Diroximel fumarate (DRF) and dimethyl fumarate (DMF) are established disease-modifying therapies for relapsing multiple sclerosis (RMS). While DRF has demonstrated improved gastrointestinal tolerability compared to DMF, there is limited research evaluating whether this difference in tolerability translates into a difference in clinical effectiveness. This study evaluated the real-world effectiveness of DRF versus DMF on relapse outcomes in persons with MS (pwMS) in a large US population.

Methods

This retrospective cohort study utilized the Forian administrative claims database (January 1, 2018–June 30, 2025). Adult pwMS initiating DRF or DMF were identified and propensity score-matched (1:3 ratio) based on baseline demographic and clinical characteristics. Endpoints were assessed over 1- and 2-year follow-up periods.
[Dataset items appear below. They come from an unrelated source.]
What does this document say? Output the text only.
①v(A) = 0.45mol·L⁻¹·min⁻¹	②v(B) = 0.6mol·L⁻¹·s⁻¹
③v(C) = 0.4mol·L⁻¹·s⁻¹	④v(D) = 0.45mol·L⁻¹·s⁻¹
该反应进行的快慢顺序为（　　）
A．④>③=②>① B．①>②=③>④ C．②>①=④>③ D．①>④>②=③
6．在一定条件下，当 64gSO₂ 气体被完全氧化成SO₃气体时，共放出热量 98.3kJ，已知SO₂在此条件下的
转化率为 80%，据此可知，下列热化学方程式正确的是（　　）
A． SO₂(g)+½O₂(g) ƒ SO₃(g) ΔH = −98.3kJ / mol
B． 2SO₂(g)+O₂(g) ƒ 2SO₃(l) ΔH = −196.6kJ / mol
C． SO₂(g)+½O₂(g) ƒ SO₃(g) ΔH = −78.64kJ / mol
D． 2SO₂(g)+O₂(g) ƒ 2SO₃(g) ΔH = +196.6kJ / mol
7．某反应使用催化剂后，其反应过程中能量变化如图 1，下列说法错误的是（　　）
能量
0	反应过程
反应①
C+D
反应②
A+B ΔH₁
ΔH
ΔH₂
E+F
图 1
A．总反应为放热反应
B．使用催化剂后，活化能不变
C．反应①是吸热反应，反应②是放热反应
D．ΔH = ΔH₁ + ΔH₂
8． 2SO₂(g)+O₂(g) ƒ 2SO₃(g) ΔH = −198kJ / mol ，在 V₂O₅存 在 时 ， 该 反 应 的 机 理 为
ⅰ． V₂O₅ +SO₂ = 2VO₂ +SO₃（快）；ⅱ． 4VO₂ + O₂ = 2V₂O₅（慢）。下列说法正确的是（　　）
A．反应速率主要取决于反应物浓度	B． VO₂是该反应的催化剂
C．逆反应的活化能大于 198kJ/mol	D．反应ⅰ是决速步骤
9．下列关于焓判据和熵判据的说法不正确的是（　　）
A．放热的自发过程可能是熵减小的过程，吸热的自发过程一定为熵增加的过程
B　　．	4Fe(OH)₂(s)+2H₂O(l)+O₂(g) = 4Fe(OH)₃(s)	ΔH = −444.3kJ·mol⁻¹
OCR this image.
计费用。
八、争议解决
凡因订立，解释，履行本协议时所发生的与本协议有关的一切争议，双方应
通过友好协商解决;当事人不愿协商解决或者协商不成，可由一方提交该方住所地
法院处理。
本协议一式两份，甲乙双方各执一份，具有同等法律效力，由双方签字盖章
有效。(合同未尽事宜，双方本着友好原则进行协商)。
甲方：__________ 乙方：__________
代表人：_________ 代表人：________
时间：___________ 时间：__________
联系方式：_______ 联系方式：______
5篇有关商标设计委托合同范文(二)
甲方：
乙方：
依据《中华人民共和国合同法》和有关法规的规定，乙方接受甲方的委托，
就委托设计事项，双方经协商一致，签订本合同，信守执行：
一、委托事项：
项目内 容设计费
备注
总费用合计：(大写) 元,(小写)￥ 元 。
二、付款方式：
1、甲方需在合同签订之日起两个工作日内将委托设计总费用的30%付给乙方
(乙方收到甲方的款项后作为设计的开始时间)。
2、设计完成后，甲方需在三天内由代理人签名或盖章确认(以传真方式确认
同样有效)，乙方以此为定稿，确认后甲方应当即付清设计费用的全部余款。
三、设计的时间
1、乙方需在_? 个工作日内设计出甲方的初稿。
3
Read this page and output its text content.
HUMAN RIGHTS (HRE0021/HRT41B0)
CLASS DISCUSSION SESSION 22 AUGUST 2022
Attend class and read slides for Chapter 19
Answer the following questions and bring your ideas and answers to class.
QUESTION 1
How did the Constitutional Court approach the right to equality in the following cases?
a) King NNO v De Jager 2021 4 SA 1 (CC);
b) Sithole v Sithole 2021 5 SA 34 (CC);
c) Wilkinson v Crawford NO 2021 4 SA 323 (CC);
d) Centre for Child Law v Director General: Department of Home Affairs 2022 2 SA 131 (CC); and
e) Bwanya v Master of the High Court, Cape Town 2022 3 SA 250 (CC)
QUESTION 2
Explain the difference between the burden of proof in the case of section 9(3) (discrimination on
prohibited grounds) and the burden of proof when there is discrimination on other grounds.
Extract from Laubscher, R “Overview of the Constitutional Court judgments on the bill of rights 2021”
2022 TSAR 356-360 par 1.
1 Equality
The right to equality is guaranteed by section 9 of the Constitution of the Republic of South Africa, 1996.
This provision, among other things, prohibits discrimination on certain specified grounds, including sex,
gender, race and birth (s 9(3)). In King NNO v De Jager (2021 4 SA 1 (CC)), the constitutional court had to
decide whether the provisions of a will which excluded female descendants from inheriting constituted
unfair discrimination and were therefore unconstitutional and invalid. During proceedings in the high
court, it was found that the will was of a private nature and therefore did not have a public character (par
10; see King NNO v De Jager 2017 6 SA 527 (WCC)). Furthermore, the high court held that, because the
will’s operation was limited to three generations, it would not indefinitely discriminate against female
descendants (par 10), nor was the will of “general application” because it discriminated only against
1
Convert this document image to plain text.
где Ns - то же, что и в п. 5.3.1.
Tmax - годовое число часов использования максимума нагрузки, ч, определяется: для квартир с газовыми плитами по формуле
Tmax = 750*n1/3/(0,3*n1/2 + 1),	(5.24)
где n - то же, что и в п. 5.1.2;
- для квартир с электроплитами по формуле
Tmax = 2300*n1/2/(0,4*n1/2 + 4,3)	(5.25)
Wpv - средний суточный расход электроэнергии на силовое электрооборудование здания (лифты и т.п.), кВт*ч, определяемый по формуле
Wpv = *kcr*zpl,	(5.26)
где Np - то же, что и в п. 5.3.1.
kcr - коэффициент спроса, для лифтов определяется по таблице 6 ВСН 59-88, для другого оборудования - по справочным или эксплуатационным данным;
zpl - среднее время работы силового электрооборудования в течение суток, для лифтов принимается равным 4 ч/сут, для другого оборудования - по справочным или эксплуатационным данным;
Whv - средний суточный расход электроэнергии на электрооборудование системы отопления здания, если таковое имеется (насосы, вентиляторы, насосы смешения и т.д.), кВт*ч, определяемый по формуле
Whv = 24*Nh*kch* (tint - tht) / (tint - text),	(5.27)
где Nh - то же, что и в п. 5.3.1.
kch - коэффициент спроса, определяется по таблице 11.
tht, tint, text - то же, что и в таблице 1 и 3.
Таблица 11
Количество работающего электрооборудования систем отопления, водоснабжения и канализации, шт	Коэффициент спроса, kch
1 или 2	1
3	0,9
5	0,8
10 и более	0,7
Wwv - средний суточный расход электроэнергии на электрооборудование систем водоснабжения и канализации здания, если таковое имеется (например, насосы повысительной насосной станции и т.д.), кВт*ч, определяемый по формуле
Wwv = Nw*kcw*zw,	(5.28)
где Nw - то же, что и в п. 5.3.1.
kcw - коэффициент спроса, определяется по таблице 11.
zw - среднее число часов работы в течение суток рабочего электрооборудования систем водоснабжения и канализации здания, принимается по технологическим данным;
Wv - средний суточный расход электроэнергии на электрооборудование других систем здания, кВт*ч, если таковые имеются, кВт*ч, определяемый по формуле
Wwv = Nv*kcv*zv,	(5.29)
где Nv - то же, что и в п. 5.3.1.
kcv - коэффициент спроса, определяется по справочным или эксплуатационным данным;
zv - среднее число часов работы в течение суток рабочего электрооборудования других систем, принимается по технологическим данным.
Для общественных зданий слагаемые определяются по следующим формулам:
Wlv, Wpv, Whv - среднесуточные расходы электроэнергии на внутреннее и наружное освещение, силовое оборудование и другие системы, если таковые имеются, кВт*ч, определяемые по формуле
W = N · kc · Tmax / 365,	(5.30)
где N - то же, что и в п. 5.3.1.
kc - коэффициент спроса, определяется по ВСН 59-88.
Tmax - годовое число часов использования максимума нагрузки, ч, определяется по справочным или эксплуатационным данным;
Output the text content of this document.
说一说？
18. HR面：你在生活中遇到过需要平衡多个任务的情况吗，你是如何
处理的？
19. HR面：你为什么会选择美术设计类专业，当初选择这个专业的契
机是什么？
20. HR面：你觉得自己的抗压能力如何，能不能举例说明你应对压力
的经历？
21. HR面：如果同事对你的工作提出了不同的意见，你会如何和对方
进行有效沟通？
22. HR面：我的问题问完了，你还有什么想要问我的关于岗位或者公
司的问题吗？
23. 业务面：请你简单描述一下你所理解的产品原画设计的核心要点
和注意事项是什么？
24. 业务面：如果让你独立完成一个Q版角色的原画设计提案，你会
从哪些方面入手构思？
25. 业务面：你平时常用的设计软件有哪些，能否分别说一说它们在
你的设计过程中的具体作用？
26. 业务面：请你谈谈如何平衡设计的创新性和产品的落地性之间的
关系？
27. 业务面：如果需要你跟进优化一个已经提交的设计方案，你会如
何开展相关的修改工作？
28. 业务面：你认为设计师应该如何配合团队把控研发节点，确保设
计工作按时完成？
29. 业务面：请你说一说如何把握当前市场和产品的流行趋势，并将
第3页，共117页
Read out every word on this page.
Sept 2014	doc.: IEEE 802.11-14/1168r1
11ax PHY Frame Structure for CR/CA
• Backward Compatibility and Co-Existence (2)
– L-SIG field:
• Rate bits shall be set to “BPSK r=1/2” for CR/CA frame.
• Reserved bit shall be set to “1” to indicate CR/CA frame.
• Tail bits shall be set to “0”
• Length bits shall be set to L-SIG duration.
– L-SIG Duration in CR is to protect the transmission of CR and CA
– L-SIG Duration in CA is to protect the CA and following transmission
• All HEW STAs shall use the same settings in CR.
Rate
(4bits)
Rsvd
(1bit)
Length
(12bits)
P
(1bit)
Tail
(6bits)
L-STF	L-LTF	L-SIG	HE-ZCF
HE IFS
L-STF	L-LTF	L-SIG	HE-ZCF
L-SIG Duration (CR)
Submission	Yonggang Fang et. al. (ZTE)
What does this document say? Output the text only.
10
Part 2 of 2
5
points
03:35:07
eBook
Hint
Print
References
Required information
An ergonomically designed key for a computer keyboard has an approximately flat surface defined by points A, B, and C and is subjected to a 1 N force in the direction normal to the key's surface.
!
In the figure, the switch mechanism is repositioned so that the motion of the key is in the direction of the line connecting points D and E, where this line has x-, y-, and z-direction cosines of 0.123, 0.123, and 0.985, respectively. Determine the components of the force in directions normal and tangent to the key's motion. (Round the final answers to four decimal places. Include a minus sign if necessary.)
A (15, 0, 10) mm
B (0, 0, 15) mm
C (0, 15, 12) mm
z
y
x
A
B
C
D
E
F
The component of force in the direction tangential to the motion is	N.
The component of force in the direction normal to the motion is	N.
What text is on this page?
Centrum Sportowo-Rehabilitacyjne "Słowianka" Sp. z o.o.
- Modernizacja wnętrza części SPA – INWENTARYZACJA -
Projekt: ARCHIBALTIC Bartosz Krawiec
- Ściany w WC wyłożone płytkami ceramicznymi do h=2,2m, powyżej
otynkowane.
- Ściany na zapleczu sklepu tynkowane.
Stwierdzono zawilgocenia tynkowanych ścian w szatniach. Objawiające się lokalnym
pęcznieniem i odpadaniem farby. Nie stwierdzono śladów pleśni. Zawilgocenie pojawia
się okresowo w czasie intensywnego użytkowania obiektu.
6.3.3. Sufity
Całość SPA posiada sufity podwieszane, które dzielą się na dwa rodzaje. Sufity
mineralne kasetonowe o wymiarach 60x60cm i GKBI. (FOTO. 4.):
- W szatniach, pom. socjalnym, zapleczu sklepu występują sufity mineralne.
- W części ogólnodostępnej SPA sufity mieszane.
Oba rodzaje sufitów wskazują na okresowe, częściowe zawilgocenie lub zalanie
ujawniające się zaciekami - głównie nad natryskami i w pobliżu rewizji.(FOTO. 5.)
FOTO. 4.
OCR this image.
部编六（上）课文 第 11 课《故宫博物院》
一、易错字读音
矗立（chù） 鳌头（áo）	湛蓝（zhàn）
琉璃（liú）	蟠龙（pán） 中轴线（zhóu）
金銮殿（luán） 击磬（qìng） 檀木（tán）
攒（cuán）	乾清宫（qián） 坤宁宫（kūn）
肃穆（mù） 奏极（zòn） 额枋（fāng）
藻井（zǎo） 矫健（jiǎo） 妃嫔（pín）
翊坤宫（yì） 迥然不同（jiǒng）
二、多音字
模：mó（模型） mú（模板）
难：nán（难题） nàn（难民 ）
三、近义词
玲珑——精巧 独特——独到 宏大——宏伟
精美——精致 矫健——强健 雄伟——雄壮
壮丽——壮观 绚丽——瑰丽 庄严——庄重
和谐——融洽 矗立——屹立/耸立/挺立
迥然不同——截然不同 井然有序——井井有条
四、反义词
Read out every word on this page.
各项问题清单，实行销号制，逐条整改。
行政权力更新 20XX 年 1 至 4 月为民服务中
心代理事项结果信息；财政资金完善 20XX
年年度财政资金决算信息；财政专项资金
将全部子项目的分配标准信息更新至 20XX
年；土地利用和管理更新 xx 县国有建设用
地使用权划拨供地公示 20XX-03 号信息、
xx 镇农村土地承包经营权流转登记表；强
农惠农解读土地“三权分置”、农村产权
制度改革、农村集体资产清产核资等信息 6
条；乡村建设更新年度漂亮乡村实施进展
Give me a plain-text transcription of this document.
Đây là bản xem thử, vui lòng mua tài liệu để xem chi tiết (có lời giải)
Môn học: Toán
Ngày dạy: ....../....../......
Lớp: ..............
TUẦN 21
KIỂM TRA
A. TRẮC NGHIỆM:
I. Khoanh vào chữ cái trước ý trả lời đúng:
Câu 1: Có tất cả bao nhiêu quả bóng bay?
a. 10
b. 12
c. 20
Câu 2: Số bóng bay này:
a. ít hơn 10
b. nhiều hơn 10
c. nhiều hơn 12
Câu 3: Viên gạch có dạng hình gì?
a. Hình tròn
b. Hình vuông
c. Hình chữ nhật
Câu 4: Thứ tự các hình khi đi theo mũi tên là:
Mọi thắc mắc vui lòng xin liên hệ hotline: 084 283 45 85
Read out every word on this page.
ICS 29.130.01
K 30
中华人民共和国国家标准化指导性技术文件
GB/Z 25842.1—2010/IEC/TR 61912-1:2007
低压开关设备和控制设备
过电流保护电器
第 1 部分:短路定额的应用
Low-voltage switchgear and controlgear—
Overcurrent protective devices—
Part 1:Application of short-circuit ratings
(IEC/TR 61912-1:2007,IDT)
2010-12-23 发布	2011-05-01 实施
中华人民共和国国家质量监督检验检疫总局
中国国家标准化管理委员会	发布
The primary endpoint was annualized relapse rate (ARR).

Results

The 1-year analysis included 1780 DRF-treated and 5340 DMF-treated pwMS; the 2-year analysis included 739 DRF-treated and 2217 DMF-treated pwMS. At 1 year of treatment, DRF was associated with a significantly lower ARR compared to DMF (0.12 vs. 0.16; p = 0.03), representing a 21% reduction in relapse rate (rate ratio 0.79; 95% CI 0.64–0.97). At 2 years of treatment, DRF maintained a lower ARR compared to DMF (0.11 vs. 0.16; p = 0.02), reflecting a 31% reduction in relapse rate (rate ratio 0.69; 95% CI 0.54–0.87).

Conclusion

The results of this real-world analysis indicate DRF may be more effective than DMF in reducing relapses over 1 and 2 years of treatment in pwMS.